Make each session 30–60 minutes. Focused, short practice beats unfocused play.

  • 3×/week — Tactics: 20–25 minutes (focus on forks, pins, discovered attacks, back‑rank mates).
  • 2×/week — Openings: 20 minutes. For your main lines (e.g., Scandinavian Defense), learn 3 typical middlegame plans and 2 trap lines to avoid. Practice one short model game against engine/autoplay.
  • 2×/week — Endgames: 15 minutes practicing basic rook+king vs king, simple pawn endgames and Lucena basics.
  • Daily — Quick review: after each rapid loss, review the critical 5 moves that went wrong. Ask what the opponent threatened and whether you had a safe alternative.

Practical drills and exercises

  • Tactics drill: 10–15 puzzles each session, but pause and calculate before checking the solution; categorize errors.
  • Mini opening study: pick one line of the Scandinavian Defense — play 5 blitz games only in that line, then review mistakes.
  • Back-rank drill: set up common back-rank positions and practice creating luft and avoiding pins.
  • Blunder check: develop a 5-second checklist to use before every move in time trouble — checks, captures, threats, hanging pieces, back-rank.

Quick in-game checklist (paste into notes)

  • Are any of my pieces hanging after this move?
  • Have I finished development?
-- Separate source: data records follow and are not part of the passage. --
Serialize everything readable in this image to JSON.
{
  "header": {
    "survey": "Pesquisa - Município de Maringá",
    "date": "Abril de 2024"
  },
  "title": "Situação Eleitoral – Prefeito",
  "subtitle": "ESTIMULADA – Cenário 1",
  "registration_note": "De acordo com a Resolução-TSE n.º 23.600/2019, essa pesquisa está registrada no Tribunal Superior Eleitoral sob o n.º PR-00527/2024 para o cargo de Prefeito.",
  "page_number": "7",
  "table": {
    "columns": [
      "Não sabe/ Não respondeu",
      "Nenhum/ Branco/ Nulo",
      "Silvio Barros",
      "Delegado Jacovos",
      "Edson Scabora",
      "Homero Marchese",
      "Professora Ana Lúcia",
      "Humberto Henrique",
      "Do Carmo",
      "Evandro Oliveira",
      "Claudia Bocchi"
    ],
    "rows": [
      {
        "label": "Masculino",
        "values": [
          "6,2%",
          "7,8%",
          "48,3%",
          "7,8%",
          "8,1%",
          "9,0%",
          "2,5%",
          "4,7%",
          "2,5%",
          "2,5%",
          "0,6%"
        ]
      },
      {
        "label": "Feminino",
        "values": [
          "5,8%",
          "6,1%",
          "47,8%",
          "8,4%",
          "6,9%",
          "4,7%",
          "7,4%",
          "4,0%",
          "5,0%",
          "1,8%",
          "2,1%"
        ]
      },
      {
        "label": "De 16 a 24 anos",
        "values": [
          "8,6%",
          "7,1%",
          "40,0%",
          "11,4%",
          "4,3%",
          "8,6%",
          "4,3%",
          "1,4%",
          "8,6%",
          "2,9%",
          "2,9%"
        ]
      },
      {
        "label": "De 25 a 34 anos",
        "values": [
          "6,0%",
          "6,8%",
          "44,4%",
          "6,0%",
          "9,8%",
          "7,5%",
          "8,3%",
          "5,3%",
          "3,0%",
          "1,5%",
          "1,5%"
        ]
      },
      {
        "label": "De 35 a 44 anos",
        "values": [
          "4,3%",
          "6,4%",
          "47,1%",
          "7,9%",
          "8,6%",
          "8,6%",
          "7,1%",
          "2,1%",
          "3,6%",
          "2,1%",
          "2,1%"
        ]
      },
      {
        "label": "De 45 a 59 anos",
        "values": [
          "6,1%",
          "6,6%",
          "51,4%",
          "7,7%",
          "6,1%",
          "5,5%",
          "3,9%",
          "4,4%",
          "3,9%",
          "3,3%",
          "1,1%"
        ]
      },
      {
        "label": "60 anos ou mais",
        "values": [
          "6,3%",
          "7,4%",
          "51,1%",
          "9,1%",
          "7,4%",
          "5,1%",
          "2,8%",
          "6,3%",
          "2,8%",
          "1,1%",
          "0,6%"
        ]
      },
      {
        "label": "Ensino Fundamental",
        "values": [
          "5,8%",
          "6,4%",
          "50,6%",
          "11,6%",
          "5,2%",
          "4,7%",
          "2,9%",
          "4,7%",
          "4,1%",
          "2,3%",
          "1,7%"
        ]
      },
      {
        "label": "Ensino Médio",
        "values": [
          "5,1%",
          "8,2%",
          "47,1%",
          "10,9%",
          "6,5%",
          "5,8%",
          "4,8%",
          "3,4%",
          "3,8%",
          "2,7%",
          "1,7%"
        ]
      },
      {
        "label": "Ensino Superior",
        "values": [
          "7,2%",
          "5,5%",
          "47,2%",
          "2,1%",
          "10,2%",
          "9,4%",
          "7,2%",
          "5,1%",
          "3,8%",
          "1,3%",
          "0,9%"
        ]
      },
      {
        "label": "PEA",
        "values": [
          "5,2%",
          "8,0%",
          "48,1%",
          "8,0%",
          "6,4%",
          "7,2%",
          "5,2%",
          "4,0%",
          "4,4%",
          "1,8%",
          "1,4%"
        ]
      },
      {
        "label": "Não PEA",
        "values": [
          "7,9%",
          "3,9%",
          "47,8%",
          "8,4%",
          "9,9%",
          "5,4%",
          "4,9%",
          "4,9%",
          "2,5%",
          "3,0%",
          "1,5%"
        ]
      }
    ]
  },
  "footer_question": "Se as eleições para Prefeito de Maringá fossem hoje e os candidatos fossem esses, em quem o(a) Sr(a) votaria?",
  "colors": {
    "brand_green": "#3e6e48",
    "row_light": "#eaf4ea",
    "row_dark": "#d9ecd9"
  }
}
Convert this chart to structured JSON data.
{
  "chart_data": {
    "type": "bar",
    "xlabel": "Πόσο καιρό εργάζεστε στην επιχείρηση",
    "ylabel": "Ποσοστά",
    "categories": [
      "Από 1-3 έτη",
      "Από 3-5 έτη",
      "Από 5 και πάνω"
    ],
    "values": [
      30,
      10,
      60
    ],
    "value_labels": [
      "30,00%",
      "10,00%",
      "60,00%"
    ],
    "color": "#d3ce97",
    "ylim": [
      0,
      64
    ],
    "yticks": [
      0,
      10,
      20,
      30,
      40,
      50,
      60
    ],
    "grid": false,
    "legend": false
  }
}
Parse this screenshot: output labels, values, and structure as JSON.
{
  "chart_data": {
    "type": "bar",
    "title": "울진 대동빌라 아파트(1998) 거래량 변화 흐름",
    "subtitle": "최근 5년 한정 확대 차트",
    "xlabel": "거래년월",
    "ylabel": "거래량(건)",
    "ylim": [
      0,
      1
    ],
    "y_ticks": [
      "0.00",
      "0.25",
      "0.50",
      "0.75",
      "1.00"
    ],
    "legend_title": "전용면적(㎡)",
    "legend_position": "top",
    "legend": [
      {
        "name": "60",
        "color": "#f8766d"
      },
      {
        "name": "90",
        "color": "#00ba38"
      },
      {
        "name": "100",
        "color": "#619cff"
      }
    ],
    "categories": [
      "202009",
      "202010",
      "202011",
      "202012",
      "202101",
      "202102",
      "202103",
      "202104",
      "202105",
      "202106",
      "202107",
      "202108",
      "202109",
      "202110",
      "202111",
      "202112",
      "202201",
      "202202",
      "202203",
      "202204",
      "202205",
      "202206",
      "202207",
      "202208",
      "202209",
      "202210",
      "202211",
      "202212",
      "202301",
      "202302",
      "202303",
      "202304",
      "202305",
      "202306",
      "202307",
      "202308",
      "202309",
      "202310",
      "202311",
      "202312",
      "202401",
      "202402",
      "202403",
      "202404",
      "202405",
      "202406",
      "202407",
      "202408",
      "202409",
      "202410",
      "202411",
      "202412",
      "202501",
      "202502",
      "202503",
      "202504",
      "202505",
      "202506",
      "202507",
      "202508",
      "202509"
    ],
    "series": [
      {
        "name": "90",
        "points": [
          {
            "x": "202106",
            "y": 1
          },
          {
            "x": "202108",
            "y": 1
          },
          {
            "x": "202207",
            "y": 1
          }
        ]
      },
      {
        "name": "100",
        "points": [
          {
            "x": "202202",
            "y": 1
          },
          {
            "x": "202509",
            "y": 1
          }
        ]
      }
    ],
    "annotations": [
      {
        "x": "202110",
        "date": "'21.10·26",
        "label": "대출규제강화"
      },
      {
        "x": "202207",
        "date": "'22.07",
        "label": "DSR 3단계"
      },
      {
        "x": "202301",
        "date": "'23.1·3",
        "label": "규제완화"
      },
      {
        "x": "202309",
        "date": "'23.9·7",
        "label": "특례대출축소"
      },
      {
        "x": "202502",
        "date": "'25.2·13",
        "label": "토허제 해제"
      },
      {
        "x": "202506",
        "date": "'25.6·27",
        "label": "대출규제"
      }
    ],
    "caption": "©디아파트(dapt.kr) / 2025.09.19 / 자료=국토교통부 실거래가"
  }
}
Can I castle safely soon?
  • Any direct tactical shots from the opponent (forks, pins, skewers)?
  • If I trade pieces, do I worsen my king safety or allow back-rank ideas?
  • Am I following my opening plan or getting sidetracked chasing pawns?

Next steps — what to do after this week

  • Pick one recurring opening that gives you problems (start with Scandinavian Defense) and make a 1–page summary: typical pawn breaks, a good setup, two traps to avoid.
  • Do 10 tactical puzzles daily for 7 days and track which motif (fork, pin, mate) you miss most — focus the next week on that motif.
  • After every game, save a short note (1–2 lines) on the decisive mistake — review once per week.

Keep it positive

You already have the instincts to finish winning positions and create tactical shots. Reduce cheap losses by tightening opening knowledge, practicing simple tactics, and adding a short pre-move checklist. If you want, send one loss you'd like a deeper move-by-move postmortem on and I’ll walk through critical moments.